Her başlığın altında detaylı düşünülmüş tedbir ve uygulamalar yer alıyor. Enerji kullanımının optimize edilmesinden stant ve fuar alanında kullanılan malzemelerin geri dönüştürülebilir olmasına, taşımanın minimum karbon ayak izi bırakarak yapılmasından alana bilgilendirici uyarı ve infografiklerin yerleştirilmesine kadar kapsamlı bir sürdürülebilirlik deneyiminin hem ziyaretçilere hem de galerilere sunulması hedefleniyor. Daha da somutlaştırmak gerekirse, yurtdışındaki sanat fuarlarında da kullanımı giderek artan enerji tasarruflu LED aydınlatma ve sensörler, fuar halılarının farklı sektörlerde yeniden kullanılmak üzere geri dönüştürülmesi gibi uygulamaların yanı sıra Lütfi Kırdar Kongre ve Sergi Sarayı Rumeli Salonları’nın musluk mataralarının su tasarruflu tasarımlarla değiştirilmesi, misafirler için elektrikli ulaşım imkânı sağlanması gibi örnekler verilebilir. Ayrıca atık yönetimi ve sürdürülebilir ambalajlama konusunda galeriler ve nakliyecilere yönelik eğitici bir web semineri de hazırlandı. Fuarın CIF Dialogues konuşma serisinde ise sadece sanat değil farklı alanlarda da sürdürebilirlik adına bireysel ve toplumsal olarak nasıl çözümler üretilebileceğine dair paneller yer alıyor.

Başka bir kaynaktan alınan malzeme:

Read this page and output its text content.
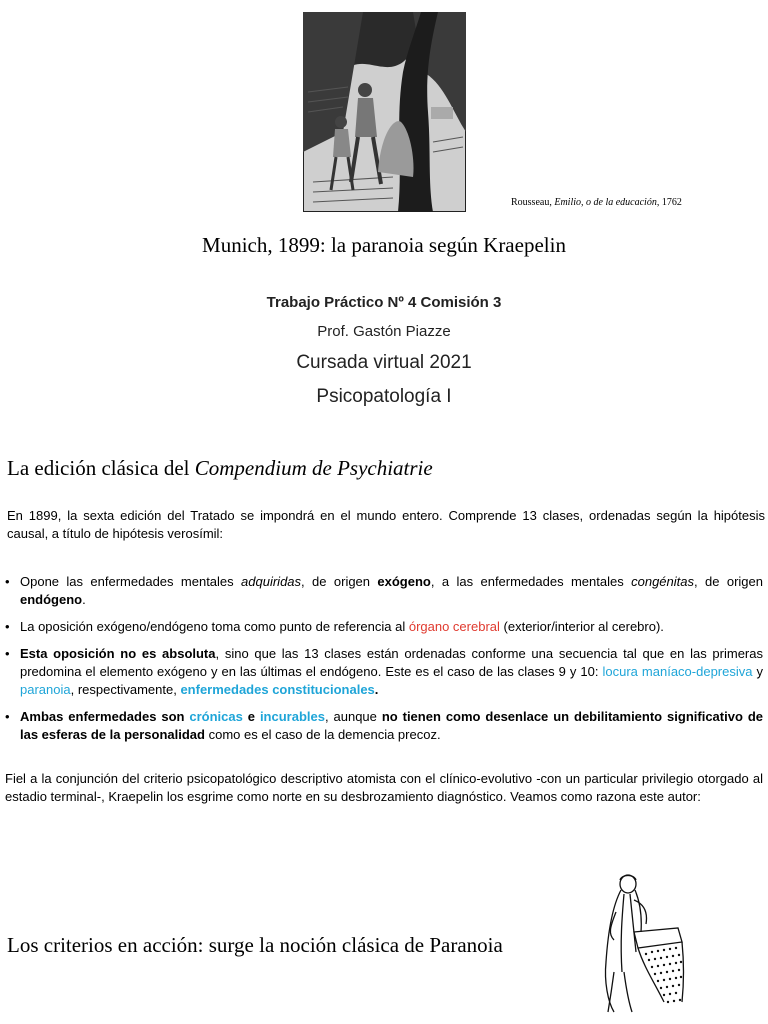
Rousseau, Emilio, o de la educación, 1762
Munich, 1899: la paranoia según Kraepelin
Trabajo Práctico Nº 4 Comisión 3
Prof. Gastón Piazze
Cursada virtual 2021
Psicopatología I
La edición clásica del Compendium de Psychiatrie
En 1899, la sexta edición del Tratado se impondrá en el mundo entero. Comprende 13 clases, ordenadas según la hipótesis causal, a título de hipótesis verosímil:
• Opone las enfermedades mentales adquiridas, de origen exógeno, a las enfermedades mentales congénitas, de origen endógeno.
• La oposición exógeno/endógeno toma como punto de referencia al órgano cerebral (exterior/interior al cerebro).
• Esta oposición no es absoluta, sino que las 13 clases están ordenadas conforme una secuencia tal que en las primeras predomina el elemento exógeno y en las últimas el endógeno. Este es el caso de las clases 9 y 10: locura maníaco-depresiva y paranoia, respectivamente, enfermedades constitucionales.
• Ambas enfermedades son crónicas e incurables, aunque no tienen como desenlace un debilitamiento significativo de las esferas de la personalidad como es el caso de la demencia precoz.
Fiel a la conjunción del criterio psicopatológico descriptivo atomista con el clínico-evolutivo -con un particular privilegio otorgado al estadio terminal-, Kraepelin los esgrime como norte en su desbrozamiento diagnóstico. Veamos como razona este autor:
Los criterios en acción: surge la noción clásica de Paranoia
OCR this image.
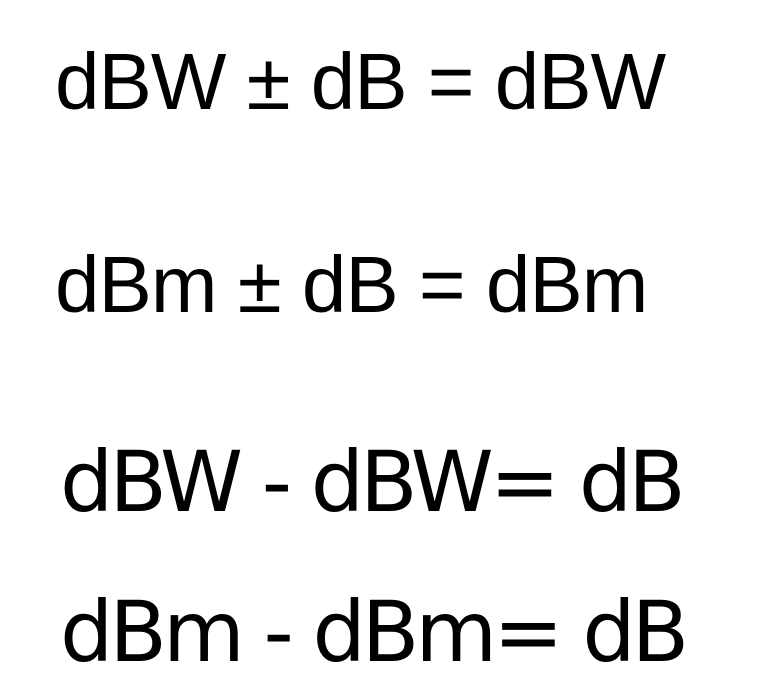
dBW ± dB = dBW
dBm ± dB = dBm
dBW - dBW= dB
dBm - dBm= dB
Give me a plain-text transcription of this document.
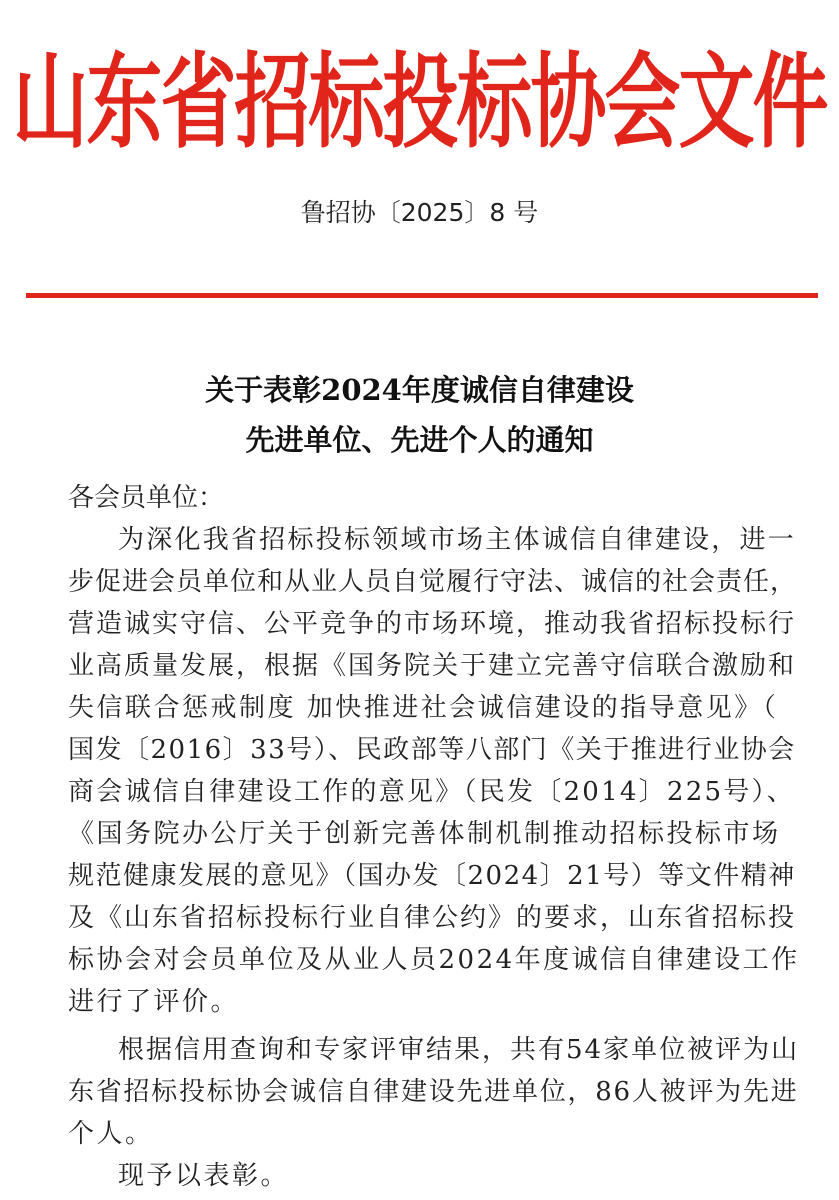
山东省招标投标协会文件
鲁招协〔2025〕8 号
关于表彰2024年度诚信自律建设
先进单位、先进个人的通知
各会员单位：
为深化我省招标投标领域市场主体诚信自律建设，进一
步促进会员单位和从业人员自觉履行守法、诚信的社会责任，
营造诚实守信、公平竞争的市场环境，推动我省招标投标行
业高质量发展，根据《国务院关于建立完善守信联合激励和
失信联合惩戒制度 加快推进社会诚信建设的指导意见》（
国发〔2016〕33号）、民政部等八部门《关于推进行业协会
商会诚信自律建设工作的意见》（民发〔2014〕225号）、
《国务院办公厅关于创新完善体制机制推动招标投标市场
规范健康发展的意见》（国办发〔2024〕21号）等文件精神
及《山东省招标投标行业自律公约》的要求，山东省招标投
标协会对会员单位及从业人员2024年度诚信自律建设工作
进行了评价。
根据信用查询和专家评审结果，共有54家单位被评为山
东省招标投标协会诚信自律建设先进单位，86人被评为先进
个人。
现予以表彰。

Contemporary Istanbul bu adımlarla kısa vadede yeşil dönüşüm hareketinin sertifikalarını almayı da hedefliyor. Bunlar arasında, çevresel standartlara uygun ürünleri belirlemek ve teşvik etmek amacıyla Blue Angel, sürdürülebilir ahşap ürünlerin izlenmesi ve belgelendirilmesi için PEFC, çevre dostu ve zararsız malzemelerin kullanıldığını belirten PVD Free, bir ürünün yaşam döngüsü boyunca çevresel performansını belgeleyen EPD gibi sertifikalar bulunuyor.
Contemporary Istanbul’un uzun vadedeki hedefiyse; tüm etkinliklerindeki katılımcı galerileri eser üretiminde sürdürülebilir malzemelere teşvik etmek, yenilenebilir enerjiyle şehrin değil fuarın elektriğini kullanmak, sürdürülebilir ürünler kullanan tedarikçilerle işbirliği içinde olması söylenebilir.
Geçmişte yapılanlar, bu bahar atılacak yeni adımlar, kısa ve uzun vadeli hedefleriyle Contemporary Istanbul tamamen sürdürülebilir olma yolunda ilerliyor. Nitekim CI Bloom’da hayata geçireceği, galeriler, sanatçılar ve ziyaretçilere odaklı bu üç öğeli yeşil dönüşümle de Türkiye sanat endüstrisinin bu zamana kadarki en kapsamlı sürdürülebilirlik önlemlerini almış olacak. Bir anlamda sanat dünyasının sürdürülebilirlik adımlarını henüz yeterli bulmayanlar için de Türkiye’den detaylı ve örnek alınabilir bir çalışma sunacak.